Cette irruption de l’invention, la grâce souple des bras, l’aspect courbe et décomposé des gestes, tout cela entre en contradiction avec la configuration rectiligne de l’atelier. Dans cette scène un acte politique se donne comme une invention collective, invention de chacun dans le geste qu’il effectue, invention qui contamine l’ensemble de l’atelier, qui transforme le lieu lui-même par la chorégraphie. L’objectif initial, la revendication syndicale, se dissout dans l’importance de l’acte en lui-même : le "slow down" n’est plus un simple moyen de pression, il constitue une appropriation de l’usine par les ouvriers, une prise sur le temps. Le geste établit la durée nécessaire à la pensée, celle de l’ouvrier, celle du spectateur.

La beauté émane d’un mélange trouble entre la désobéissance, le courage du refus, la force de la rébellion ; et la lenteur, la grâce des gestes, la plaisir esthétique d’une chorégraphie.

L’AMOUR / LA POLITIQUE

Dans la première séquence la chanson “Hurry up” s’achève sur un ballet, juste avant la reprise en accéléré. Aussi dans la séquence du “slow down”, l’ensemble des gestes qui se présente comme une danse retenue, laisse présager une explosion finale en ballet véritable : il y a l’attente d’une libération de la danse, associée à un déploiement de la capacité politique. Ce désir est contrecarré par l’arrivée brutale de Sid Sorokin, qui fait doublement figure de trouble fête :
- il stoppe net l’action des ouvriers et les remet au travail par la menace ;
- il empêche du même coup la danse de se déployer, il interrompt la comédie musicale.

La voix impérative de Sorokin a pour effet immédiat de figer le geste : les couturières semblent soudain pétrifiées et retombent sur leur siège. L’impératif de Sorokin consiste à une reprise du travail, du mouvement, c’est l’expression d’une volonté de continuation, de reprise du “courant normal des choses”, que le geste avait interrompu.
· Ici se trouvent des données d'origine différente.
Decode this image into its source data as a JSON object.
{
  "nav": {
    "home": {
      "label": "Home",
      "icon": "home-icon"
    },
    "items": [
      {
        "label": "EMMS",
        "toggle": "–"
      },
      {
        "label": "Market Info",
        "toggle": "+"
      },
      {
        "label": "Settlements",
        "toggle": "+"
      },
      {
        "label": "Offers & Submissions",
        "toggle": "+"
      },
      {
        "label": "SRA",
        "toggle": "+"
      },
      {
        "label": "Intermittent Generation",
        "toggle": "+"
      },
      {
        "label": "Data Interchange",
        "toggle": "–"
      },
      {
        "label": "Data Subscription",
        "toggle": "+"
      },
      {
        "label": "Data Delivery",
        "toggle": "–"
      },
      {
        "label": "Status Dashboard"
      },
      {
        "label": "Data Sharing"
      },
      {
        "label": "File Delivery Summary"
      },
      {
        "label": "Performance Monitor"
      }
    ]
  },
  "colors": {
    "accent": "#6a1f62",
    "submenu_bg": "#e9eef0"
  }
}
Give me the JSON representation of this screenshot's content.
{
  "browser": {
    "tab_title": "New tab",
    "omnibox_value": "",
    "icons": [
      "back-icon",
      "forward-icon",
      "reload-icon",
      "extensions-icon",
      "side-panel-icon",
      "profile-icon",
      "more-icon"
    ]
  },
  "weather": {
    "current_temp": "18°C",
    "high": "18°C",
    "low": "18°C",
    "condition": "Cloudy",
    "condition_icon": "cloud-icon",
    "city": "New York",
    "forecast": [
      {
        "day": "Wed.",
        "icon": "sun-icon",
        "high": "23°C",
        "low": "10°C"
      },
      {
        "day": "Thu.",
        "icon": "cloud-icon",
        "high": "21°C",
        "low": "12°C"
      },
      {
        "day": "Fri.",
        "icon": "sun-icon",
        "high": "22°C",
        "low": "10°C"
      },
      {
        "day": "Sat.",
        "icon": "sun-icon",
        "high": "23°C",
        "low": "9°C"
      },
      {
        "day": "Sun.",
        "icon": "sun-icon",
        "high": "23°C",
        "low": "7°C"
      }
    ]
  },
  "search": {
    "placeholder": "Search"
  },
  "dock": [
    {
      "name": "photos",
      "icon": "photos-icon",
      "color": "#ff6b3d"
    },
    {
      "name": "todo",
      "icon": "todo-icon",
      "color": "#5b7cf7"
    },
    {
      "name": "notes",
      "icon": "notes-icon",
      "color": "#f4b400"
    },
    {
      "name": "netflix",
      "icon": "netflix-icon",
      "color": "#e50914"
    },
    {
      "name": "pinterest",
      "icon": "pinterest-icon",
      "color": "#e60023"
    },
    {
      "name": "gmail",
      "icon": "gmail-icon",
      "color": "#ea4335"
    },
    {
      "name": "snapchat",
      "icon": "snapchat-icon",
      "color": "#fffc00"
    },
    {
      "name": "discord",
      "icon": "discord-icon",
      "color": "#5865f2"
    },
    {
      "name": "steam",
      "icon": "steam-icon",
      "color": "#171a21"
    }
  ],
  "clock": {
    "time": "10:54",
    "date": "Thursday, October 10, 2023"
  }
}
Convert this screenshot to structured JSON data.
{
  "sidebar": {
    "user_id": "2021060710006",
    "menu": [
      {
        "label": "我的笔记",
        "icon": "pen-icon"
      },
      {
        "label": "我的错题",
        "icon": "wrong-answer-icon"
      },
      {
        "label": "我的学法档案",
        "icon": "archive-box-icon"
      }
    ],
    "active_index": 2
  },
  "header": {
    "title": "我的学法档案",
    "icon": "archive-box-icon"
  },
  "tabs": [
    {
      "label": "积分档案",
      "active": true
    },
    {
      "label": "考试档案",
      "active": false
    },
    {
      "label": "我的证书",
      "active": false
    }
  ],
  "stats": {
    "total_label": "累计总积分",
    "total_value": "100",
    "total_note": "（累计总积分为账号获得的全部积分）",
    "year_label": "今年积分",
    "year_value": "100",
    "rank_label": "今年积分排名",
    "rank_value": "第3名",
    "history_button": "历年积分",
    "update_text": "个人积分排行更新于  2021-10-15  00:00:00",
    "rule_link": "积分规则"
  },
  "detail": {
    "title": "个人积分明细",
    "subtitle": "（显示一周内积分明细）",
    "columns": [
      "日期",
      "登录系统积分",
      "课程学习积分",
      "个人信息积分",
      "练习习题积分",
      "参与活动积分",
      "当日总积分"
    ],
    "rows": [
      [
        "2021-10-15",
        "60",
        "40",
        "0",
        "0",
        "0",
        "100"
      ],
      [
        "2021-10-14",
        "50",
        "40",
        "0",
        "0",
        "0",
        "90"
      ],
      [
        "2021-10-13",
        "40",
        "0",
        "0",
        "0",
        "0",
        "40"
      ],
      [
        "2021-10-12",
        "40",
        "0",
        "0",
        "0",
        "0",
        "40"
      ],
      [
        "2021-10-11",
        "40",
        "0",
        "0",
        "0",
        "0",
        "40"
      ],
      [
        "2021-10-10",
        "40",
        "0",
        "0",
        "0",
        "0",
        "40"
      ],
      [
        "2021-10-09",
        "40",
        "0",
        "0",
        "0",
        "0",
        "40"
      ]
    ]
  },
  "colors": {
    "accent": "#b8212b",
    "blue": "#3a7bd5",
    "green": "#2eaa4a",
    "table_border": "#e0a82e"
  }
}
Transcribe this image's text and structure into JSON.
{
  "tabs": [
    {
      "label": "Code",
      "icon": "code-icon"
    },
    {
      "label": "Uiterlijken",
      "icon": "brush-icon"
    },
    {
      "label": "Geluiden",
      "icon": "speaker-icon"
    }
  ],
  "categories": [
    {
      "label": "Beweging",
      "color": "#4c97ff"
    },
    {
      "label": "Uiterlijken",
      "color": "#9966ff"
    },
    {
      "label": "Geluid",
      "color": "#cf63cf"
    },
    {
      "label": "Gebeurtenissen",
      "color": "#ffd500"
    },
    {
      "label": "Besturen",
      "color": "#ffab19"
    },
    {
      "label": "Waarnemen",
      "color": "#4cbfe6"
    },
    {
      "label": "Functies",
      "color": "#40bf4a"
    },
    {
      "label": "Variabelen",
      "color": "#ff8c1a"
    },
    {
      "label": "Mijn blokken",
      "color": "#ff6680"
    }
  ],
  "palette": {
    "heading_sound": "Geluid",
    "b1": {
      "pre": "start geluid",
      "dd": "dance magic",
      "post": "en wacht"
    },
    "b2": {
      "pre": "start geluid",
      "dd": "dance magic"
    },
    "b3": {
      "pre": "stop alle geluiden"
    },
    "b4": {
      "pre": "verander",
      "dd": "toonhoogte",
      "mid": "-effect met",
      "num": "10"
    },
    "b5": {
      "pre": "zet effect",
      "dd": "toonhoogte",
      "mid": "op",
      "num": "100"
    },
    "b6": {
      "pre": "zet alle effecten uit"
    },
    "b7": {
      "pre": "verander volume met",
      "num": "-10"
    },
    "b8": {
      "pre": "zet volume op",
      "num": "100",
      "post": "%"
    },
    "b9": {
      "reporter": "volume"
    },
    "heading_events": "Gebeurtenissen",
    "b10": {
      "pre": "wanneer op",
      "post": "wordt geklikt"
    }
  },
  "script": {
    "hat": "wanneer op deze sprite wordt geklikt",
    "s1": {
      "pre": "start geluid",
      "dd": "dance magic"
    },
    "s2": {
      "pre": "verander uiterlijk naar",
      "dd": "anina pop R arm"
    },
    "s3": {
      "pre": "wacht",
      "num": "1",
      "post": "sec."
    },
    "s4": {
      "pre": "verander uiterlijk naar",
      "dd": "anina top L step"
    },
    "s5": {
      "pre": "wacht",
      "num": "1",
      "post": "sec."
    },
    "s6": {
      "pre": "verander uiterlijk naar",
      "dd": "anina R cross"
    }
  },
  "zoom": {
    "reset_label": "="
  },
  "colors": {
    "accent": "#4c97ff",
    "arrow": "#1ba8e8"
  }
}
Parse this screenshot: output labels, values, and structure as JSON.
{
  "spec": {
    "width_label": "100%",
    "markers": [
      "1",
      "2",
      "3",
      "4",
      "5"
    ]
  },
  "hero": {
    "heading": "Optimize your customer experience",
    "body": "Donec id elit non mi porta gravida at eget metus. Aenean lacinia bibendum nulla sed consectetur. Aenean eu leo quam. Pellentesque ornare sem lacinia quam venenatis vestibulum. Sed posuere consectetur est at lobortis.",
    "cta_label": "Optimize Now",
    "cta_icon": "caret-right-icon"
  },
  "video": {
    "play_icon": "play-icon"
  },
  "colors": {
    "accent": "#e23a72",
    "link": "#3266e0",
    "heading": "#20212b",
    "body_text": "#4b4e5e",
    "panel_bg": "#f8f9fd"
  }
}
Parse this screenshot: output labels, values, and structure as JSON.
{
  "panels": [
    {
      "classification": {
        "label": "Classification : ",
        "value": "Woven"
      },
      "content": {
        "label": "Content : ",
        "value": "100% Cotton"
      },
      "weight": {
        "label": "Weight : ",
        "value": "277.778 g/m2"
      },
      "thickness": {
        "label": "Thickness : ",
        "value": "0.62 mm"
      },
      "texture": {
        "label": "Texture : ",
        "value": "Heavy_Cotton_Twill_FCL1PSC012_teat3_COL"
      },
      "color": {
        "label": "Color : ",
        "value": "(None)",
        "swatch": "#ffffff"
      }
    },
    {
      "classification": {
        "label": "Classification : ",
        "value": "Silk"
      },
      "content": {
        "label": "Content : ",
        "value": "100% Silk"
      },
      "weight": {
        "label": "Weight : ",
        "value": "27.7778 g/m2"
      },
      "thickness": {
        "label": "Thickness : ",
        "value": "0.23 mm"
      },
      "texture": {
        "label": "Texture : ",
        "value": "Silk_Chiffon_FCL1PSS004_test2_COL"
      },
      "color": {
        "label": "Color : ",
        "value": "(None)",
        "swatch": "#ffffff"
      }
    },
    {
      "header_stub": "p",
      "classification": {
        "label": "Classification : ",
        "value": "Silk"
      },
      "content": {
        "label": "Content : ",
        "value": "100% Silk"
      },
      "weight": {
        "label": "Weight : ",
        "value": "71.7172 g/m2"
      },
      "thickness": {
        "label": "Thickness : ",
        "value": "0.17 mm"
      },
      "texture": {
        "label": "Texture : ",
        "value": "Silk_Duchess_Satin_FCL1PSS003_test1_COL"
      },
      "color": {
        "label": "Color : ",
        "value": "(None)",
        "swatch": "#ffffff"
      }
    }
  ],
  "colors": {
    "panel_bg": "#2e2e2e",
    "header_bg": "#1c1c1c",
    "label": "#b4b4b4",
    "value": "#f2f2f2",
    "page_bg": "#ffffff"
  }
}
Babe Williams réagit après une seconde de réflexion, elle introduit un tissu dans le mécanisme de sa machine et provoque ainsi un court circuit qui met hors d’usage tout l’atelier. Elle se lève ensuite et se dénonce d’elle même : “I did !" (C’est moi !). Elle se fait renvoyer froidement par Sorokin.

Cette scène est cruciale car un basculement décisif de l’identification s’y déroule : le personnage de Sid Sorokin devient éminemment antipathique, alors que Babe Williams supporte soudain de façon conjointe l’idée de l’ouvrier en colère et celle du spectateur furieux. L’idée d’une “défaite” des ouvriers est évacuée par cet acte de courage, qui bien qu’il soit isolé concentre le refus de céder de tous les ouvriers.

La fin de la scène opère une focalisation sur Sid Sorokin et Babe williams, ce qui provoque un rétrécissement, la situation collective est condensée dans un face à face. Toute sentimentalité est évacué, les deux camps sont présentés ici comme irrémédiablement antagoniques.

Après avoir renvoyé Babe, Sid se brûle en voulant réparer la machine à coudre ("Vous vous êtes brûlé ?" -"Oui, deux fois”). La douleur est l’indice d’une répercussion du conflit collectif sur une relation intime. Ainsi le renvoi de Babe s’impose également comme apogée du conflit amoureux, de façon d’autant plus émouvante que la scène précédente était une vigoureuse déclaration d’amour : voilà donc une juxtaposition féroce entre la joie d’une déclaration, chantée et dansée, et la douleur d’un conflit qui vient à la place du ballet attendu.

Il y a bien ici une coprésence des deux situations, politiques et amoureuses, mais le film réussit à maintenir l’idée d’une séparation radicale des deux. Cette séparation constitue une mise à distance de la conception romantique de l’amour dans l’harmonie, où toute contradiction est mortelle.

Le film affirme tout le contraire : L’amour est toujours possible, ce n’est pas une harmonie avérée, le résultat d’une suprême entente, mais au contraire un processus, qui ne consiste pas à résoudre un conflit mais à l’assumer.

Le conflit politique n’apparaît pas comme un obstacle à l’amour, bien que chaque amoureux fasse partie d’un camp opposé : cela crée une séparation, un suspens de l’amour, mais n’interrompt pas le processus.

Au plus loin de l’idée d’harmonie, la séparation, le désaccord politique, tout cela fait parti du processus amoureux.
De même l’amour n’a pas d’incidence sur le conflit politique qui oppose ici deux camps : celui des ouvriers et celui du directeur de l’usine. Les deux camps ne sont pas réconciliés à la fin du film, ni par l’amour, ni par rien d’autre, même si les amoureux trouvent une trêve personnelle.

Le film s’achève sur une victoire illusoire des ouvriers : Hasler leur accorde l’augmentation revendiquée, mais ils ignorent qu’il l’avait depuis longtemps comptabilisée et encaissée pour son propre compte. Cela ne doit pas être interprété comme une vision pessimiste de la politique -les ouvriers se font toujours avoir-, mais au contraire comme une distinction pertinente, surtout à l’époque, entre la platitude carnavalesque de cette pseudo victoire syndicale, et la force d’un acte politique. Dans la scène du “slow down” le geste est apparu comme une interruption du mouvement imposé à l’ouvrier. C’est cette capacité d’interruption qui confère au geste une consistance subjective, qui désigne une capacité politique en acte. Le film soutient une certaine idée de la politique, qui ne peut être restreinte à une revendication de salaire mais qui se constitue essentiellement comme capacité d’interruption. Que le geste une fois ait eu lieu, et persiste dans le souvenir du spectateur dans toute sa lenteur et sa grâce, cela suffit à inscrire la politique dans le domaine du possible, ce qui constitue la véritable victoire.

Notes

[1Alain MASSON, Comédie musicale, éd. Ramsay poche, p. 33.

[2Gilles DELEUZE, L’image-temps, Editions de Minuit, p.83.

[3Tous en scène, de Vincente Minnelli (1953).

[4Elisabeth BOYER, “Quelle action ?", L’art du cinéma N°7.

[5voir Alain MASSON, op. cit. p.112 à 114.

[6Pique-nique en pyjama, de Stanley Donen, 1957.

[7B.BRECHT, Petit organon pour le théâtre, L’Arche, p.73.